Like most practical ideas whose hour has come, an elevated railroad was unoriginal: People had been talking about them since 1825. But Harvey was the first to do something about it. He began building a trial half-mile section along the east curb of Greenwich Street on July 1, 1867. The “one-legged railroad” ran 30 feet above the pavement on a single row of spidery cast iron piers from Battery Place to Cortlandt Street, somewhere near today’s ground zero. Harvey demonstrated his system as early as December 7, 1867, by driving a test car – essentially an open platform on four wheels – over the rails. A photographer captured him paused near Morris Street, with observers watching from the sidewalk before Edwin F. Richards’s building at 37-39 Greenwich Street. About eight months later, on July 1, 1868, Harvey opened the line for service from Battery Place to Cortlandt Street as construction continued along Ninth Avenue toward 29th Street.
Some problems immediately appeared. Passing from one cable to the next violently jerked the car, throwing passengers from their seats. Harvey immediately redesigned the grip by adding a patented spring device to absorb the impact. Also, a broken cable would halt all service, requiring passengers to descend on ladders from the tracks. Nonetheless, The New York Times for September 7, 1869, reported “smooth and easy” rides, with the line to 29th Street due to open on November 1, 1869.
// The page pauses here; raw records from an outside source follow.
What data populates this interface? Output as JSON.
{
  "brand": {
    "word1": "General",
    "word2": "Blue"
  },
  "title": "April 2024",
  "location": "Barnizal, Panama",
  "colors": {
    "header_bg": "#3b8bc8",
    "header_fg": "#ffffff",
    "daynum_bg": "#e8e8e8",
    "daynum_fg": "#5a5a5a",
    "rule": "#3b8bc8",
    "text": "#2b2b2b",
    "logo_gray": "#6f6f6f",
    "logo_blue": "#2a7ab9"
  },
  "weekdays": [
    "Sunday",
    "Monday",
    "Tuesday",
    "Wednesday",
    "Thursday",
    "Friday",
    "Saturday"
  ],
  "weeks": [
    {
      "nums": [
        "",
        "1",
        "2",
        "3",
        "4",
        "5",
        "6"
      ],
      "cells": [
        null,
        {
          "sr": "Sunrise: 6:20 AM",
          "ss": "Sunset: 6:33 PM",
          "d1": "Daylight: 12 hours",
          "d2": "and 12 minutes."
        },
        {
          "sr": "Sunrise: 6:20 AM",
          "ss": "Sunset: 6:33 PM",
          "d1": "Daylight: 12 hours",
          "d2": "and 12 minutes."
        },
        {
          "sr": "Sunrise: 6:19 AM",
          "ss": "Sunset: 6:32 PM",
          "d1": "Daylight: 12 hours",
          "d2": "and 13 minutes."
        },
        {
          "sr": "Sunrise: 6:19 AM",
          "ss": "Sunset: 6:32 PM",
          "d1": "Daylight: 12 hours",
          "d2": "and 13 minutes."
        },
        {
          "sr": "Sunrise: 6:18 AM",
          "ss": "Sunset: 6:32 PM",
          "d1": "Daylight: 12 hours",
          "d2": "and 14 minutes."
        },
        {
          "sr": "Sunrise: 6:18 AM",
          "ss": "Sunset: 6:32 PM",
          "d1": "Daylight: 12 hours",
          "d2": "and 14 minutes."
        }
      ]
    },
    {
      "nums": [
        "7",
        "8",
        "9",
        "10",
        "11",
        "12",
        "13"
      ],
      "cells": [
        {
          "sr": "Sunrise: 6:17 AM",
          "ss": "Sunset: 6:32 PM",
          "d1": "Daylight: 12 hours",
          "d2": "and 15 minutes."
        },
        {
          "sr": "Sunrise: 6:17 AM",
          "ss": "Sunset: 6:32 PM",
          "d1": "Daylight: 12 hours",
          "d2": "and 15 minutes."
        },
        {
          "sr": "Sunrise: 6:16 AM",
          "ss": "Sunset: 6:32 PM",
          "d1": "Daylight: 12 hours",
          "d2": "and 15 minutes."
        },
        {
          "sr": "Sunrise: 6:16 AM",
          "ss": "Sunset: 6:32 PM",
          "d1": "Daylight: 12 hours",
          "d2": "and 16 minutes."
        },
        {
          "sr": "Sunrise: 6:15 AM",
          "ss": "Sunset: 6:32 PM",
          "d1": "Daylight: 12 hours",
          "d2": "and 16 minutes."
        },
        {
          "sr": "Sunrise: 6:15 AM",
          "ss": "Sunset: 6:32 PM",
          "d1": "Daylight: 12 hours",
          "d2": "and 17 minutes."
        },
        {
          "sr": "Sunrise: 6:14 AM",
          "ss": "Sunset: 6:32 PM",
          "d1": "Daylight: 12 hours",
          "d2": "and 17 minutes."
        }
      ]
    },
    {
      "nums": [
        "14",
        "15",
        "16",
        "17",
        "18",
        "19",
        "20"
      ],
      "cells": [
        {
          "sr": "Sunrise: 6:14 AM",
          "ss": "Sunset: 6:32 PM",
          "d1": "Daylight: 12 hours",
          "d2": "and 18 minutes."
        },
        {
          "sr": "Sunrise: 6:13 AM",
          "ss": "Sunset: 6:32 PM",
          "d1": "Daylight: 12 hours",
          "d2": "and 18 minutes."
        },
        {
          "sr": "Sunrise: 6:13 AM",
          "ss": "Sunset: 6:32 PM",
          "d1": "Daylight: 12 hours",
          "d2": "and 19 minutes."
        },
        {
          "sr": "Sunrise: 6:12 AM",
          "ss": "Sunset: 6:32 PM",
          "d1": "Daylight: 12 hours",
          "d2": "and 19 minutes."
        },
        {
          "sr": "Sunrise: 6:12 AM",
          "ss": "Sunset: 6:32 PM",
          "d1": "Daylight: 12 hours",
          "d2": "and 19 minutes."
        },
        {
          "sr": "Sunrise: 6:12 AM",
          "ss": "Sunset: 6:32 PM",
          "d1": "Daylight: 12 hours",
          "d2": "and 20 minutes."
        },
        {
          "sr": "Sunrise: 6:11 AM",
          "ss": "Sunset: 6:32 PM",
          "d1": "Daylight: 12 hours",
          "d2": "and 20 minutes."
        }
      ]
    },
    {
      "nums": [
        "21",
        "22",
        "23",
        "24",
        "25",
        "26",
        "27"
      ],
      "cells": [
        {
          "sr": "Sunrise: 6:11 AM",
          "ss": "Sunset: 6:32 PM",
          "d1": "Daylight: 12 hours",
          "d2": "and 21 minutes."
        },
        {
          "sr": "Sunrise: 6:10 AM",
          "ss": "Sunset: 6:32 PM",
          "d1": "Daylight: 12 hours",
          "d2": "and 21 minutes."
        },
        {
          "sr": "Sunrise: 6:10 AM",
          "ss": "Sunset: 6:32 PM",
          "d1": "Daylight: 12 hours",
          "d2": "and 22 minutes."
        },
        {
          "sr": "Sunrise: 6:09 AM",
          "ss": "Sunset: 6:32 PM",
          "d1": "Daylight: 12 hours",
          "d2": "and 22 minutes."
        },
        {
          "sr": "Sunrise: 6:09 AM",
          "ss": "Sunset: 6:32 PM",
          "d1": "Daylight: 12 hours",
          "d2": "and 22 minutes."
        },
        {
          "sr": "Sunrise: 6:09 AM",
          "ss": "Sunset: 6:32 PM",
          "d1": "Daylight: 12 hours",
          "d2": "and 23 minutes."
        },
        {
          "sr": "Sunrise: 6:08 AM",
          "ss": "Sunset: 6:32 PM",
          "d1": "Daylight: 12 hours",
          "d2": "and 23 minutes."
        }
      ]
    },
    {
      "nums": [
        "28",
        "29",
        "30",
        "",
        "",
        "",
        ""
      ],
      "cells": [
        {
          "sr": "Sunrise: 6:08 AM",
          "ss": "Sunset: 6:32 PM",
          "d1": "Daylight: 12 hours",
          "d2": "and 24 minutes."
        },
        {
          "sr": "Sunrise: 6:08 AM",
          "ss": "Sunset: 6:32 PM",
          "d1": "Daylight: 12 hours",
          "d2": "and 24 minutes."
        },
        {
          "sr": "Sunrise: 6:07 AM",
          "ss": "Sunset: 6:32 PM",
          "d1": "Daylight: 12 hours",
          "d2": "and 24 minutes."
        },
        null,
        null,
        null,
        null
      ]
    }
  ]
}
Less than three weeks later, on Black Friday, September 24, 1869, the failure of Jay Gould and James Fisk’s attempt to corner the nation’s gold supply caused a stock market crash. The El’s underwriters failed. The line ran out of construction funds. On February 14, 1870, the El was sold at a sheriff’s sale for $960 and Harvey was out of a job. The new owners resumed service, replacing the cables with steam locomotives. The El swiftly gained rider-ship because, as Harvey had envisioned, the trains moved faster than the jammed traffic on the street. By 1880, the city’s elevated railroads annually carried 300 million passengers on 88 miles of track. Gradually replaced by subways and buses, the last operating El lines – now integrated into the subway system – are Brooklyn’s J line along Fulton Street in East New York and the Franklin Avenue shuttle.
Harvey faded into obscurity long before his 1912 death. New York has no monument to his memory; although Sault Ste. Marie, Mich., named its marina for him, its Web site does not explain who Harvey was or what he did.